The Court of Appeals of Indiana has overruled Andrew McQuinn’s guilty conviction for an attempted murder of a Bargerstown Police Officer. The court ruled that there was disputed evidence of McQuinn’s intentions when firing the gun.

In addition, the Court of Appeals reversed his conviction on unlawful possession of a firearm by a serious violent felon, due to McQuinn not personally waiving his right to a jury before he was said to have pled guilty.

The attempted murder charge comes from a domestic violence incident in 2020, when McQuinn fired a gun at police officers.

Court Documents say that while drunk, McQuinn smacked his girlfriend in the face, grabbed her throat, and threw her at a table. Once he knew police were called, McQuinn stole her gun and said he would have a “shootout with the cops.”

A Bargerstown Police officer arrived to the apartment complex’s parking lot and saw McQuinn fired six shots. That officer backed up from the scene and McQuinn put up his hands and laid on the ground to be arrested.

Investigating the scene, a gun and six shell casings were found but no bullets or bullet holes in the police officer’s vehicle or anywhere near it.

In jail, two corrections officers said to have heard McQuinn say, “[W]e shoot at police around here.

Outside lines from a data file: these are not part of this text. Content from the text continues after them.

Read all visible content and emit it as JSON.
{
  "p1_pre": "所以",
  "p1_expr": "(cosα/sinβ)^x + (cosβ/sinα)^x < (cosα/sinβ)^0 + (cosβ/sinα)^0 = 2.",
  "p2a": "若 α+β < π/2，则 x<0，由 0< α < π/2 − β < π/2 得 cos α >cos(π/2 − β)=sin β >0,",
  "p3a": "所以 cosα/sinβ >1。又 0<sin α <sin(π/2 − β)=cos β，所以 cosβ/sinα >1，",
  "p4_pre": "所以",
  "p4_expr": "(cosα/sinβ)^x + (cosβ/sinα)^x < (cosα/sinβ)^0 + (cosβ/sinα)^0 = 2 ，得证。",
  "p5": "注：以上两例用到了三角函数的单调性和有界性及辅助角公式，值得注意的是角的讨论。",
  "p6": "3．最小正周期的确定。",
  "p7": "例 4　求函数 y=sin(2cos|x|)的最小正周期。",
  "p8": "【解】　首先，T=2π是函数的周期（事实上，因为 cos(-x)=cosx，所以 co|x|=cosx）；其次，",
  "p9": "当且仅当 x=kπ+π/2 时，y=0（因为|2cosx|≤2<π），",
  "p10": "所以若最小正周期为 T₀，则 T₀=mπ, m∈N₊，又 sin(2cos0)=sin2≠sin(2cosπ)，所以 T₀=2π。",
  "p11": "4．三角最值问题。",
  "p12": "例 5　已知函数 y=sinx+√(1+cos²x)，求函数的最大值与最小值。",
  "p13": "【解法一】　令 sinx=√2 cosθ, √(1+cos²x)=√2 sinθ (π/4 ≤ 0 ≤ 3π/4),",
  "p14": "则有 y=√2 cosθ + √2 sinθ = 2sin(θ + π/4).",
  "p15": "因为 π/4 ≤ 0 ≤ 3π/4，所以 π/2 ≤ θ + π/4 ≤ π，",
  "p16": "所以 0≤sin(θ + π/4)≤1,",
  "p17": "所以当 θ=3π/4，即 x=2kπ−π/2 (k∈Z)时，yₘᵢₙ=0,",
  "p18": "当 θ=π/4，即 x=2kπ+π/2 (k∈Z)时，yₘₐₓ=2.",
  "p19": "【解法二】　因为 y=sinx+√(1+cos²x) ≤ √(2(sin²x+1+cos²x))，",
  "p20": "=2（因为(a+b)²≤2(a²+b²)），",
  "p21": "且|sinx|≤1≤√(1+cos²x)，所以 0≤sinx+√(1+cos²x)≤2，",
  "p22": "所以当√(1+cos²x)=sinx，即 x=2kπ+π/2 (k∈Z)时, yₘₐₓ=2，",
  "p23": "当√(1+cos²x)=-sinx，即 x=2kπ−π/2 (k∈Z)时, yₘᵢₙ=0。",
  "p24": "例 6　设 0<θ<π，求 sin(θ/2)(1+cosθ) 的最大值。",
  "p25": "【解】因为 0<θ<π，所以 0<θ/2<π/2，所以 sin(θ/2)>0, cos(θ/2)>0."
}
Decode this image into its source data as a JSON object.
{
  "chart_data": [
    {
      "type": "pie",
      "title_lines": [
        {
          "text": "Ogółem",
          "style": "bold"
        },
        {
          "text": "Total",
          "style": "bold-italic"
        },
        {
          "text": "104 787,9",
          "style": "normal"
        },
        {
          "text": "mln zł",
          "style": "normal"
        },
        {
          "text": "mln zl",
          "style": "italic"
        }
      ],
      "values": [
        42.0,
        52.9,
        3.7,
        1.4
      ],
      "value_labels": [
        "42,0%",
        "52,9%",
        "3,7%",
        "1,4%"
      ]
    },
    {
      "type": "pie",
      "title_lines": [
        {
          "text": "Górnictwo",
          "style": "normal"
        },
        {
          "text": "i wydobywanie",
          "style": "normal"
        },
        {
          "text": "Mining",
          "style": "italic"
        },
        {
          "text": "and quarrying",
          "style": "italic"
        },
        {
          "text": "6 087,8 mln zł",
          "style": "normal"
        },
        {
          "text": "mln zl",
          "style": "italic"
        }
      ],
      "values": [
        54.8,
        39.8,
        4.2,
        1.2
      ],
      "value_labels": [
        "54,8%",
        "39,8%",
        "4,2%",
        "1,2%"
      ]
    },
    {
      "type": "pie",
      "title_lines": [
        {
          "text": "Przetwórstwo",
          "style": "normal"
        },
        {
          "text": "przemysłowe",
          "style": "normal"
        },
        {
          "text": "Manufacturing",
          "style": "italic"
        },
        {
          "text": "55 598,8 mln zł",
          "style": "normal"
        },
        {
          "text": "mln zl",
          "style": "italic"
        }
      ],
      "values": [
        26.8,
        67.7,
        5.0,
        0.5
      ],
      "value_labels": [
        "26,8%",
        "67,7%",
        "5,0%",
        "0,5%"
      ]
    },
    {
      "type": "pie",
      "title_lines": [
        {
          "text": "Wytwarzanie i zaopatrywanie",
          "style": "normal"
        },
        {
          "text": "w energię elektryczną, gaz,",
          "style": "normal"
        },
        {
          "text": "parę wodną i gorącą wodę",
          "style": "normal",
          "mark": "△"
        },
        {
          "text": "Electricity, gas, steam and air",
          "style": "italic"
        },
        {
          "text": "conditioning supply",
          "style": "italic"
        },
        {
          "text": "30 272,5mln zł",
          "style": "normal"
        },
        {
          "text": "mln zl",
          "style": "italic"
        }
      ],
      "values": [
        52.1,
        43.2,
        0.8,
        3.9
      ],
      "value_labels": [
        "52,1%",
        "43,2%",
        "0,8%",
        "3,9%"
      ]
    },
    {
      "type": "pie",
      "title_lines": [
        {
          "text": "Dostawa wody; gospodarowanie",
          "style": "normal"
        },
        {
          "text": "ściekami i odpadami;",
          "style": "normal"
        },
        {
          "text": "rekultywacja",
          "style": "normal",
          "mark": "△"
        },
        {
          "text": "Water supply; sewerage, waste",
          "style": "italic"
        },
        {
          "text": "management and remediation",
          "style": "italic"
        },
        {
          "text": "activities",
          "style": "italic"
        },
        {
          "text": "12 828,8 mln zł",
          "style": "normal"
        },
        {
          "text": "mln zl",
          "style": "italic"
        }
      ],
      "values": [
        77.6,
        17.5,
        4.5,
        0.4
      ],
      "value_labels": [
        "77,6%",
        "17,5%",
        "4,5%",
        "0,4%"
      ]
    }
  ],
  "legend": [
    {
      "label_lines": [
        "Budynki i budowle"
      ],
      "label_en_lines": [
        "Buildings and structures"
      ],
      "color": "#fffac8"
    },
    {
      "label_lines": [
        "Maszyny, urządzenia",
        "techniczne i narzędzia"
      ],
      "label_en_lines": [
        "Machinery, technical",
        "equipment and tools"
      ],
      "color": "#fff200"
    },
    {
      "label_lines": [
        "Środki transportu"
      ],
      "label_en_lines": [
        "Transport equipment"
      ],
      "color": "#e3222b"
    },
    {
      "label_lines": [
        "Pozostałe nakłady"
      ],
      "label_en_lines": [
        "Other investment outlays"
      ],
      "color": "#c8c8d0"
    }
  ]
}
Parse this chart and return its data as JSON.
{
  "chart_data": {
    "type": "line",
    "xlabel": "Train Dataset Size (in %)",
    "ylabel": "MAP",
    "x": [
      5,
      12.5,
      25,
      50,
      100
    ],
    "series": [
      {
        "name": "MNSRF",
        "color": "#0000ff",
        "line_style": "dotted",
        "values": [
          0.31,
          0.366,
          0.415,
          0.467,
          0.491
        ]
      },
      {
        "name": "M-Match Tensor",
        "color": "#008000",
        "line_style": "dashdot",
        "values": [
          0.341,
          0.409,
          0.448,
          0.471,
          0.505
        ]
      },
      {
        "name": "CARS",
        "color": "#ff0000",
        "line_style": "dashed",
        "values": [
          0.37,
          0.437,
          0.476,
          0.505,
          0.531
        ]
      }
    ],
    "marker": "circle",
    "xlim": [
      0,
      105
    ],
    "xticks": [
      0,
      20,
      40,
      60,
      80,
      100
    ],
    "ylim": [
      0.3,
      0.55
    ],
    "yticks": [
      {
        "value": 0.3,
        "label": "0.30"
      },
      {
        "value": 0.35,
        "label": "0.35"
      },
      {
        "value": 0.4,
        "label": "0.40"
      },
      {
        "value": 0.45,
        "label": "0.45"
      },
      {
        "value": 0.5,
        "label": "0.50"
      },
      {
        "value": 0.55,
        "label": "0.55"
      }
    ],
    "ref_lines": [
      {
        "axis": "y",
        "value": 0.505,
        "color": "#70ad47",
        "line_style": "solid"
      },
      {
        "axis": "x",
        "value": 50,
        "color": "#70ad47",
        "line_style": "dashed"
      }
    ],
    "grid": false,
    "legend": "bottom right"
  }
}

Attempted murder, level one,” and “[I] tried to kill a cop tonight, because that’s what we do.”

McQuinn testified that he instead shot the gun in the air “to escape everything” since he was overwhelmed. He said those previous statements were him saying nonsense because he was drunk.

In a 2021 trial, “the trial court instructed the jury that the direction of the gunfire could be ‘substantial evidence’ of McQuinn’s intent to kill.” The Court of Appeals disputed that instruction, saying that in this specific case, the instruction given to the jury may had swayed them and undermined McQuinn’s defense that he did not intent to commit murder.

“This instruction duly emphasized the direction in which McQuinn fired the gun and encouraged the jury to give it considerable weight — all at the expense of conflicting evidence. Because the instruction invaded the province of the jury, it was improper.”

The Court of Appeals of Indiana agreed with McQuinn’s remaining convictions (domestic battery, theft of a firearm, and carrying a handgun without a license) and remanded for a new trial on the changed convictions.